Govt Moves to Regulate Wage Bills

Govt Moves to Regulate Wage Bills Sierra Leone Government House

The government - effective fiscal 2025 - is instituting a Medium Term Wage Bill Management Strategy (MTWNMS) as a means of curtailing the impact of wages on domestic revenue in the economy.

This is part of the measures being introduced by the government to block loopholes and ensure the economy enjoy some respite in the coming year. 'On current trends, the wage bill will become unsustainable and keep crowding out priority spending'. Finance Minister, Sheku Bangura told parliamentarians over the weekend. The government as a remedial measure, he announced, has therefore come up with the strategy which has the following key objectives viz:

  • Sustainability: The strategy targets a reduction in the share of the wage bill to domestic revenues to ‘no more than 35 percent’, or not exceeding ‘4 percent of Gross Domestic Product (GDP)’. Such a reduction is imperative for reallocating resources to priority sectors, this goal is essential for creating fiscal space for priority expenditures.
  • Transparency and Reliability: Building upon ongoing reforms, the Government seeks to enhance the transparency and reliability of the wage bill, fostering confidence among stakeholders in the budgeting process.
  • Credibility: The Government aims to improve credibility and minimize variance of the wage bill by reducing discrepancies between budgeted amounts and actual expenditures thereby promoting a more accurate financial landscape and government payroll management.
  • Predictability: Achieving a more predictable wage bill will facilitate better planning across Ministries, Departments, and Agencies (MDAs), allowing for a more structured approach to personnel management.

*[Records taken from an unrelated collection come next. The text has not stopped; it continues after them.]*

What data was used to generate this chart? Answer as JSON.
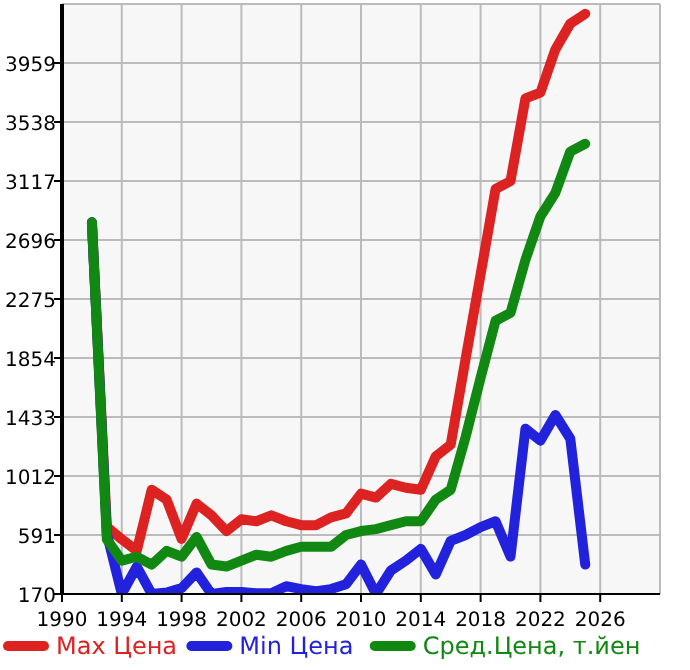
{
  "chart_data": {
    "type": "line",
    "x": [
      1992,
      1993,
      1994,
      1995,
      1996,
      1997,
      1998,
      1999,
      2000,
      2001,
      2002,
      2003,
      2004,
      2005,
      2006,
      2007,
      2008,
      2009,
      2010,
      2011,
      2012,
      2013,
      2014,
      2015,
      2016,
      2017,
      2018,
      2019,
      2020,
      2021,
      2022,
      2023,
      2024,
      2025
    ],
    "series": [
      {
        "name": "Max Цена",
        "color": "#dd2222",
        "values": [
          2822,
          650,
          560,
          479,
          914,
          843,
          563,
          815,
          731,
          619,
          703,
          689,
          731,
          689,
          661,
          661,
          717,
          745,
          886,
          858,
          956,
          928,
          914,
          1152,
          1236,
          1850,
          2450,
          3060,
          3116,
          3706,
          3748,
          4056,
          4240,
          4310
        ]
      },
      {
        "name": "Min Цена",
        "color": "#2222dd",
        "values": [
          2822,
          600,
          170,
          366,
          170,
          180,
          212,
          324,
          170,
          184,
          184,
          175,
          175,
          226,
          205,
          190,
          205,
          240,
          380,
          170,
          338,
          408,
          492,
          310,
          549,
          591,
          647,
          689,
          437,
          1349,
          1264,
          1447,
          1278,
          380
        ]
      },
      {
        "name": "Сред.Цена, т.йен",
        "color": "#118811",
        "values": [
          2822,
          560,
          408,
          436,
          380,
          478,
          436,
          577,
          380,
          366,
          408,
          450,
          436,
          478,
          507,
          507,
          507,
          591,
          619,
          633,
          661,
          689,
          689,
          843,
          914,
          1292,
          1713,
          2120,
          2176,
          2555,
          2864,
          3032,
          3327,
          3383
        ]
      }
    ],
    "xlim": [
      1990,
      2030
    ],
    "xticks": [
      1990,
      1994,
      1998,
      2002,
      2006,
      2010,
      2014,
      2018,
      2022,
      2026
    ],
    "ylim": [
      170,
      4380
    ],
    "yticks": [
      170,
      591,
      1012,
      1433,
      1854,
      2275,
      2696,
      3117,
      3538,
      3959
    ],
    "grid": true,
    "legend": "bottom",
    "marker": "none",
    "line_style": "solid"
  }
}
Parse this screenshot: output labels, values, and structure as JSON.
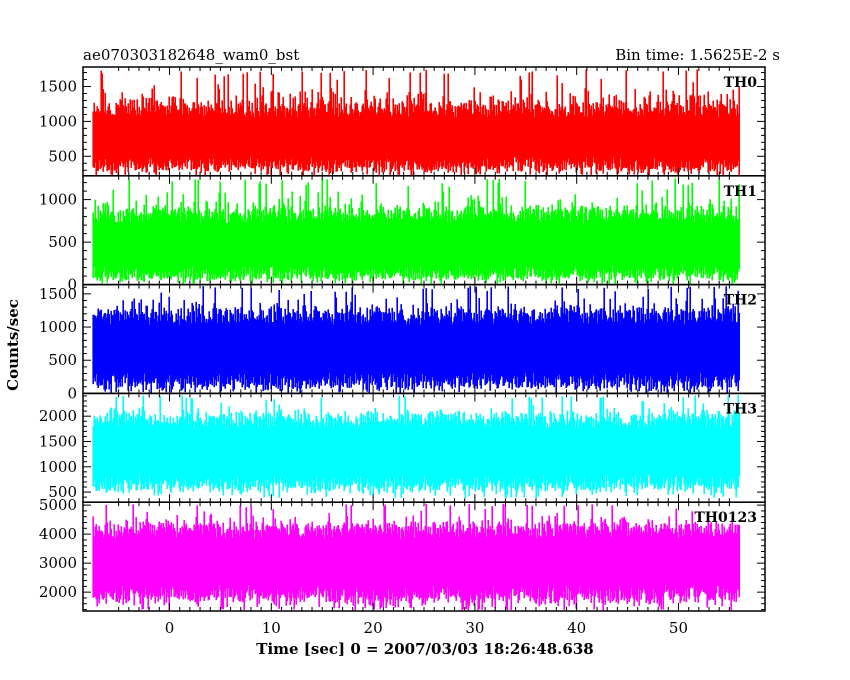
{
  "header": {
    "left_title": "ae070303182648_wam0_bst",
    "right_title": "Bin time: 1.5625E-2 s"
  },
  "chart_data": {
    "type": "line",
    "xlabel": "Time [sec] 0 = 2007/03/03 18:26:48.638",
    "ylabel": "Counts/sec",
    "xlim": [
      -8.5,
      58.5
    ],
    "x_ticks": [
      0,
      10,
      20,
      30,
      40,
      50
    ],
    "x_tick_labels": [
      "0",
      "10",
      "20",
      "30",
      "40",
      "50"
    ],
    "x_data_range": [
      -7.5,
      56
    ],
    "panels": [
      {
        "name": "TH0",
        "color": "#ff0000",
        "ylim": [
          220,
          1780
        ],
        "y_ticks": [
          500,
          1000,
          1500
        ],
        "y_tick_labels": [
          "500",
          "1000",
          "1500"
        ],
        "band": [
          400,
          1150
        ],
        "peak": [
          200,
          1750
        ],
        "seed": 11
      },
      {
        "name": "TH1",
        "color": "#00ff00",
        "ylim": [
          0,
          1280
        ],
        "y_ticks": [
          0,
          500,
          1000
        ],
        "y_tick_labels": [
          "0",
          "500",
          "1000"
        ],
        "band": [
          150,
          800
        ],
        "peak": [
          0,
          1250
        ],
        "seed": 23
      },
      {
        "name": "TH2",
        "color": "#0000ff",
        "ylim": [
          0,
          1640
        ],
        "y_ticks": [
          0,
          500,
          1000,
          1500
        ],
        "y_tick_labels": [
          "0",
          "500",
          "1000",
          "1500"
        ],
        "band": [
          200,
          1150
        ],
        "peak": [
          0,
          1620
        ],
        "seed": 37
      },
      {
        "name": "TH3",
        "color": "#00ffff",
        "ylim": [
          300,
          2450
        ],
        "y_ticks": [
          500,
          1000,
          1500,
          2000
        ],
        "y_tick_labels": [
          "500",
          "1000",
          "1500",
          "2000"
        ],
        "band": [
          700,
          1900
        ],
        "peak": [
          380,
          2420
        ],
        "seed": 53
      },
      {
        "name": "TH0123",
        "color": "#ff00ff",
        "ylim": [
          1350,
          5100
        ],
        "y_ticks": [
          2000,
          3000,
          4000,
          5000
        ],
        "y_tick_labels": [
          "2000",
          "3000",
          "4000",
          "5000"
        ],
        "band": [
          2000,
          4100
        ],
        "peak": [
          1350,
          5050
        ],
        "seed": 71
      }
    ]
  }
}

To operationalize the objectives of the MTWBMS, the government plans to Institutionalize Annual Payroll Discussions, by separating annual payroll budget for all MDAs. Requiring all MDAs to present their payroll plans to the Ministry of Finance, the government aims to gain a clearer understanding of recruitment, promotions, retirements, and salary adjustments. This systematic reporting will help ensure more realistic budget allocations tailored to existing resources. Institute workforce payroll planning mandates the government to prescribe ‘recruitment quotas’ based on fiscal capacity, especially pertinent in tightening the fiscal space and will help to reduce the frequency of in-year recruitment requests from various MDAs.

To stabilize expenditures, the government is also calling for a moratorium on salary adjustments for all sub-vented agencies during financial year 2025. “This pause is particularly significant as the Wages and Compensation Commission becomes fully operational, tasked with resolving wage disparity issues across the public sector, which seeks to stabilize the wage bill amidst ongoing adjustments to wage structures.” He emphasized that—Budget Alignment for Newly Established Agencies will not be operationalized during the 2025 fiscal year to avoid unexpected costs, without aligned budget planning, ensuring that new expenditures do not detract from existing commitments. Instead, their staffing should align with the established budget planning cycle.

The government also plans to strengthen, monitor and implement the Payroll Steering Committee (vital for oversight) to monitor the implementation of MTWBMS. This dedicated committee will ensure that reforms are executed effectively and that objectives are met. The government will also establish a Wage Bill Forecasting Working Group that will enable the Ministry of Finance to produce quarterly payroll forecasts. “This will empower the Ministry of Finance to make informed decisions and facilitating timely decision-making in payroll management and budget adjustments”.